A grisly road accident that killed six members of a family on the Delhi-Meerut Expressway in Ghaziabad on Tuesday was the latest glaring example of the shocking lack of traffic sense that permeates Indian roads and the lax attitudes of the authorities that enable such behaviour. CCTV cameras showed a speeding bus being driven on the wrong side of the carriageway ramming into a Mahindra TUV 300, which unsuccessfully tried to change lanes at the last minute. Three children were among those who died on the spot. The driver of the bus – it appears that the vehicle was once used to ferry schoolchildren and later kept using the board even though it was used by corporate offices to transport employees – was arrested and a first information report registered against him.

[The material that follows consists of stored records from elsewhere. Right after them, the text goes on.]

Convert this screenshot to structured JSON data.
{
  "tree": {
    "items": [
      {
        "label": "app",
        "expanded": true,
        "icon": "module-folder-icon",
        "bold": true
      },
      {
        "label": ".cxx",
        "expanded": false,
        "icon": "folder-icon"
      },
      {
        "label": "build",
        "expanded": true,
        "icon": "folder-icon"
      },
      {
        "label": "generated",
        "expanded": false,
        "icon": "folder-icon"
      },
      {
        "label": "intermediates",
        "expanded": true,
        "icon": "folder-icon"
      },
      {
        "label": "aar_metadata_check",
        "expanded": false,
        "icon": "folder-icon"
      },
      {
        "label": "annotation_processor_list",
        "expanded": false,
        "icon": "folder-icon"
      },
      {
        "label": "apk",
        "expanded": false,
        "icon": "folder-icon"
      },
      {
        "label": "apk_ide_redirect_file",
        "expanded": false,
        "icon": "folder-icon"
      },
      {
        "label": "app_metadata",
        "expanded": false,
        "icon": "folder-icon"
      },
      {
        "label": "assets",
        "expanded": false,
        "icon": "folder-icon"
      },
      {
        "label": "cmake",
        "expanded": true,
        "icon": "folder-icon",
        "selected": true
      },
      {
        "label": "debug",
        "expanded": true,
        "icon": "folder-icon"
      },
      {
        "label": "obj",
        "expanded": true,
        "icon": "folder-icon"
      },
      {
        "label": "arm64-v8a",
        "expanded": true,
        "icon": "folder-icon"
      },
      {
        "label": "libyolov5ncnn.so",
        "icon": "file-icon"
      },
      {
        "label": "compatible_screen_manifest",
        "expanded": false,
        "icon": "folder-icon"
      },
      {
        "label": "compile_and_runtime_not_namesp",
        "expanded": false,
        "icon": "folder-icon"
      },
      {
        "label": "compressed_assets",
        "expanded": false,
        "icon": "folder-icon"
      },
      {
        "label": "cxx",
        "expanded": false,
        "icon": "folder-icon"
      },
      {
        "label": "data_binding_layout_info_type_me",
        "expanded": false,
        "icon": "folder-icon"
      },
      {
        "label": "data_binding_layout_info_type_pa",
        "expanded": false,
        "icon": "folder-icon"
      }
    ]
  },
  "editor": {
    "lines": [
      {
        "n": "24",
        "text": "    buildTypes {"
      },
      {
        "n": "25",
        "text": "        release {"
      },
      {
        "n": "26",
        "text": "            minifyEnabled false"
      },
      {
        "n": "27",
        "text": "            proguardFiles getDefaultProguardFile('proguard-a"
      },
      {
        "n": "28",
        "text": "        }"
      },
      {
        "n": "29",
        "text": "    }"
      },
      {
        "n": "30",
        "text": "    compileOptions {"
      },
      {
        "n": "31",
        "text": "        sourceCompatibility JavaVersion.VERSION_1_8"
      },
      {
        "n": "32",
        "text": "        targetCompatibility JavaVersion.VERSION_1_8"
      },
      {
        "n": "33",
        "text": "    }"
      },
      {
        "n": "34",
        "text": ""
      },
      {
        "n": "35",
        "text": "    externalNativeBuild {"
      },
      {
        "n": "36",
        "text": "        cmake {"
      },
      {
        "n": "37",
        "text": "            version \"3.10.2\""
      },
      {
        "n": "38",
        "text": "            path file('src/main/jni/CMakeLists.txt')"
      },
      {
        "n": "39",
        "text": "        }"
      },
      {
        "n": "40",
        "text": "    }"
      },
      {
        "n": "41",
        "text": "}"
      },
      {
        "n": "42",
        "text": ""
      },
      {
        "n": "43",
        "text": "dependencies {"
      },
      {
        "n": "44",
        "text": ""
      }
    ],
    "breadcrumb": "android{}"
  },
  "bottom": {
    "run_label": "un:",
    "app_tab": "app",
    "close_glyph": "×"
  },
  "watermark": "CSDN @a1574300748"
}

But that doesn’t dispel lingering questions about how the authorities didn’t apprehend the bus as it drove down the wrong carriageway for 7.2 kilometres, and why no traffic patrol car or police van flagged the bus down, or stopped the driver from entering the wrong lane. Even though the accident was caught on camera, there was no system in place to trigger an alarm and initiate on-ground action once the bus was spotted roaring down the wrong lane.
Records showed the bus racked up at least 19 challans in its name — for contravention of the speed limit, not following traffic directions, driving without a licence and failure to use a seat belt — since 2018. Little was done in this regard. Predictably, the accident sparked a blame game between authorities, with the police saying it was busy with Kanwar Yatra duties and the National Highways Authority of India should have alerted it, and the body insisting that it was the job of the local law enforcement agency to issue a warning. Authorities must investigate if diversions and congregations set up for the yatra are affecting traffic flow and endangering lives.
Data from the National Crime Records Bureau (NCRB) shows that road accidents are among the deadliest killers in India. In 2021, the last year for which data was available, the country recorded 412,432 accidents that killed 53,972 people. Yet, there is little policy attention drawn to reduce this burden. The solutions can start small: act against small-time offences such as jumping red light, speeding, and wrong-lane driving; make sure that the authorities put in place systems to apprehend rule-breakers; and instil a greater sense of discipline and civic sense. Sometimes small interventions can help avert a terrible tragedy.